🤖 AI Summary
To address the challenges of resource-constrained computing on low Earth orbit (LEO) satellites and highly dynamic, frequently interrupted satellite-to-ground links, this paper proposes the first asynchronous space–ground collaborative split federated learning (SFL) framework. The framework synergistically integrates split learning’s (SL) layer-wise model offloading with federated learning’s (FL) distributed parameter aggregation. Leveraging satellite pass durations, it enables asynchronous local training during link outages and transmits only lightweight submodels to ground stations for aggregation upon reconnection. Simulation results—based on real Starlink bandwidth traces—demonstrate that the proposed method achieves model accuracy comparable to standard SL, while significantly improving local training utilization during disconnections, accelerating overall convergence, and reducing communication overhead. These gains effectively accommodate LEO networks’ stringent constraints: high mobility, ultra-low latency requirements, and limited onboard computational capacity.
📝 Abstract
Recently, the rapid development of LEO satellite networks spurs another widespread concern-data processing at satellites. However, achieving efficient computation at LEO satellites in highly dynamic satellite networks is challenging and remains an open problem when considering the constrained computation capability of LEO satellites. For the first time, we propose a novel distributed learning framework named SFL-LEO by combining Federated Learning (FL) with Split Learning (SL) to accommodate the high dynamics of LEO satellite networks and the constrained computation capability of LEO satellites by leveraging the periodical orbit traveling feature.
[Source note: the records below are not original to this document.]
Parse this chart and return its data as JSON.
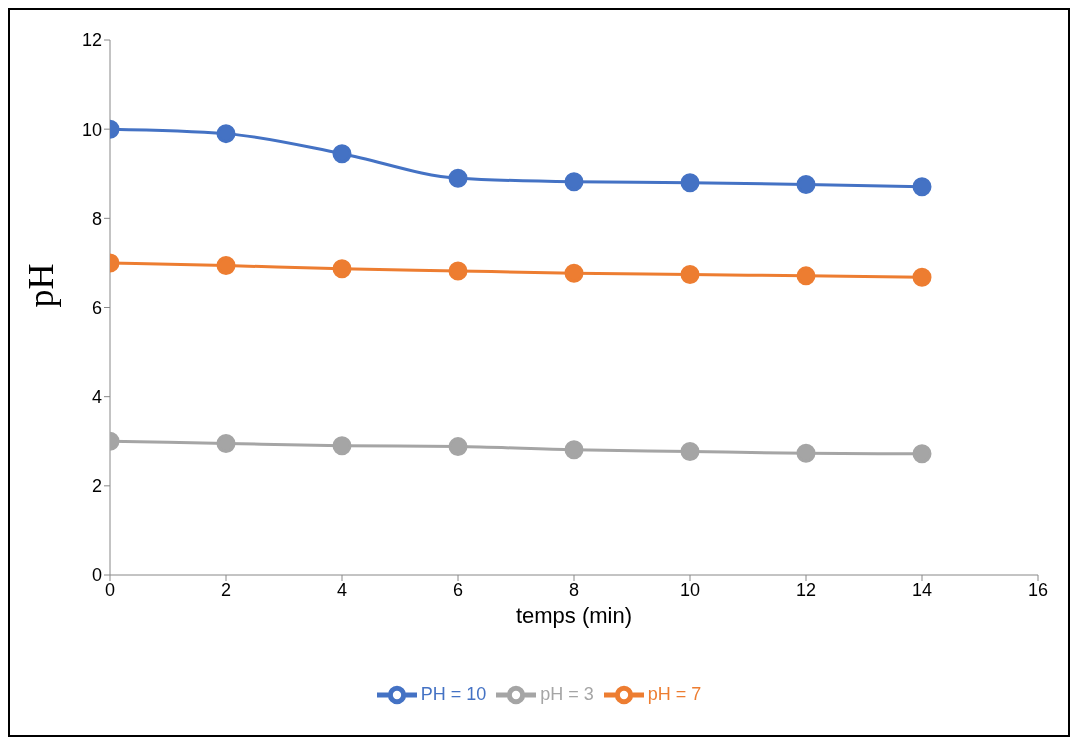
{
  "chart_data": {
    "type": "line",
    "xlabel": "temps (min)",
    "ylabel": "pH",
    "x": [
      0,
      2,
      4,
      6,
      8,
      10,
      12,
      14
    ],
    "series": [
      {
        "name": "PH = 10",
        "color": "#4472c4",
        "values": [
          10,
          9.9,
          9.45,
          8.9,
          8.82,
          8.8,
          8.76,
          8.71
        ]
      },
      {
        "name": "pH = 7",
        "color": "#ed7d31",
        "values": [
          7,
          6.94,
          6.87,
          6.82,
          6.77,
          6.74,
          6.71,
          6.68
        ]
      },
      {
        "name": "pH = 3",
        "color": "#a5a5a5",
        "values": [
          3,
          2.95,
          2.9,
          2.88,
          2.81,
          2.77,
          2.73,
          2.72
        ]
      }
    ],
    "xlim": [
      0,
      16
    ],
    "xticks": [
      0,
      2,
      4,
      6,
      8,
      10,
      12,
      14,
      16
    ],
    "ylim": [
      0,
      12
    ],
    "yticks": [
      0,
      2,
      4,
      6,
      8,
      10,
      12
    ],
    "grid": false,
    "legend": "bottom",
    "marker": "circle",
    "line_style": "solid"
  }
}
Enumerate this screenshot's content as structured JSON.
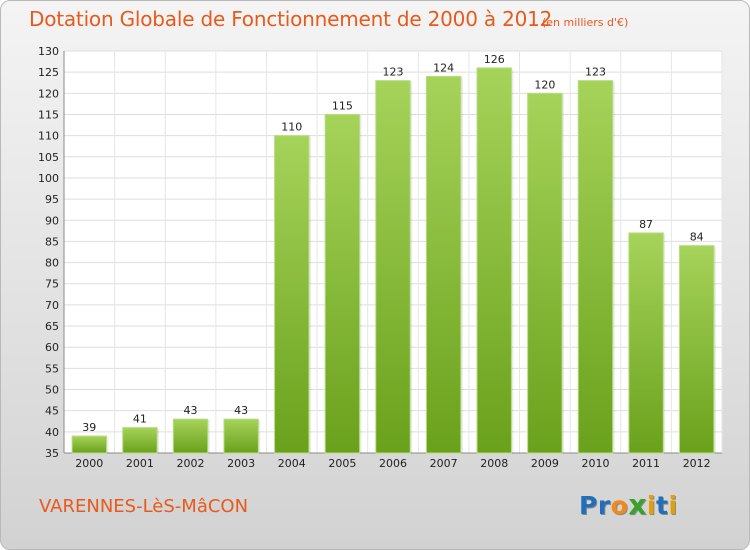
{
  "header": {
    "title": "Dotation Globale de Fonctionnement de 2000 à 2012",
    "unit": "(en milliers d'€)"
  },
  "footer": {
    "commune": "VARENNES-LèS-MâCON",
    "logo_letters": [
      "P",
      "r",
      "o",
      "x",
      "i",
      "t",
      "i"
    ]
  },
  "colors": {
    "accent": "#e85a1c",
    "bar_light": "#a6d35a",
    "bar_dark": "#6aa11c",
    "logo_letters": [
      "#1f6fb9",
      "#1f6fb9",
      "#f08a1a",
      "#3aa12b",
      "#e3a000",
      "#1f6fb9",
      "#e3a000"
    ]
  },
  "chart_data": {
    "type": "bar",
    "categories": [
      "2000",
      "2001",
      "2002",
      "2003",
      "2004",
      "2005",
      "2006",
      "2007",
      "2008",
      "2009",
      "2010",
      "2011",
      "2012"
    ],
    "values": [
      39,
      41,
      43,
      43,
      110,
      115,
      123,
      124,
      126,
      120,
      123,
      87,
      84
    ],
    "value_labels": [
      "39",
      "41",
      "43",
      "43",
      "110",
      "115",
      "123",
      "124",
      "126",
      "120",
      "123",
      "87",
      "84"
    ],
    "title": "Dotation Globale de Fonctionnement de 2000 à 2012",
    "ylim": [
      35,
      130
    ],
    "yticks": [
      35,
      40,
      45,
      50,
      55,
      60,
      65,
      70,
      75,
      80,
      85,
      90,
      95,
      100,
      105,
      110,
      115,
      120,
      125,
      130
    ],
    "grid": true
  }
}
The proposed scheme allows training locally by introducing an asynchronous training strategy, i.e., achieving local update when LEO satellites disconnect with the ground station, to provide much more training space and thus increase the training performance. Meanwhile, it aggregates client-side sub-models at the ground station and then distributes them to LEO satellites by borrowing the idea from the federated learning scheme. Experiment results driven by satellite-ground bandwidth measured in Starlink demonstrate that SFL-LEO provides a similar accuracy performance with the conventional SL scheme because it can perform local training even within the disconnection duration.